This document is applicable to all devices intended for extracorporeal circulatory support during
cardiopulmonary bypass (CPB). It outlines approaches currently used to assess the ability of CPB
devices to handle GME.
2 Normative references
There are no normative references in this document.
3 Terms and definitions
For the purposes of this document, the following terms and definitions apply.
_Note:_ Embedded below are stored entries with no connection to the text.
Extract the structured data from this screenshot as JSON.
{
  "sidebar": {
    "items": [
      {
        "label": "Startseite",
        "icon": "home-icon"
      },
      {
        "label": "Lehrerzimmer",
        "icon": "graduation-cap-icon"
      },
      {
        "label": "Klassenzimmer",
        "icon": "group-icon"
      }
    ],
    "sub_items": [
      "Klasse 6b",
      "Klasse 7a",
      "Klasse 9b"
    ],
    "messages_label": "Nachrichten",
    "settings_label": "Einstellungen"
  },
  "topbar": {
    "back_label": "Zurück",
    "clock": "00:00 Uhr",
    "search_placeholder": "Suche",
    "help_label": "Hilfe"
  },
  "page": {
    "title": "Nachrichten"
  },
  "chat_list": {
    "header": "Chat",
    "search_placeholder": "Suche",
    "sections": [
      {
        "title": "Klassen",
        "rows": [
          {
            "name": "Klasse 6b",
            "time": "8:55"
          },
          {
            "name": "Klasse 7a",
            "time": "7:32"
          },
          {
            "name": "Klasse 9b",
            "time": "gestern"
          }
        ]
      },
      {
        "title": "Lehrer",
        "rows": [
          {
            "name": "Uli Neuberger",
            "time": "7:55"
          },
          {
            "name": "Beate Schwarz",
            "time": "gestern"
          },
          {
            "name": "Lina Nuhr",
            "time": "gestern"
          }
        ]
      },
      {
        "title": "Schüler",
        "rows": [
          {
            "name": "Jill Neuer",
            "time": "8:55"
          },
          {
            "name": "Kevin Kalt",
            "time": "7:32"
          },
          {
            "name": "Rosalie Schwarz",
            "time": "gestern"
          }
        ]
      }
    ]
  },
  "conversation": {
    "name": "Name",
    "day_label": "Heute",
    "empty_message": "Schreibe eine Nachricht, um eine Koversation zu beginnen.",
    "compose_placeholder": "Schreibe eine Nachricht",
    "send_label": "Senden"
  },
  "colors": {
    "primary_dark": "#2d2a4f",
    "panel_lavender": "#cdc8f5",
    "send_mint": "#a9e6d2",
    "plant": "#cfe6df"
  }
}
ISO and IEC maintain terminological databases for use in standardization at the following addresses:
• ISO Online browsing platform: available at http://www.iso.org/obp
• IEC Electropedia: available at http://www.electropedia.org/
3.1
cardiopulmonary bypass
extracorporeal circuit used to support a subject’s circulatory and gas exchange requirements when the
heart and lungs are temporarily functionally excluded from normal circulation during cardiac surgery
3.2
gaseous microemboli
air bubbles present in circulating blood that are in the range 10 µm to 500 µm diameter
3.3
ultrasonic detector
device based on Doppler phenomenon (pulsed or continuous wave) that emits sound signals from a
piezoelectric crystal that are reflected from moving blood
EXAMPLE 1 Transcranial Doppler, transesophageal echocardiography, or clamp-on sensors for extracorporeal
tubing with the latter used for bench top in vitro testing.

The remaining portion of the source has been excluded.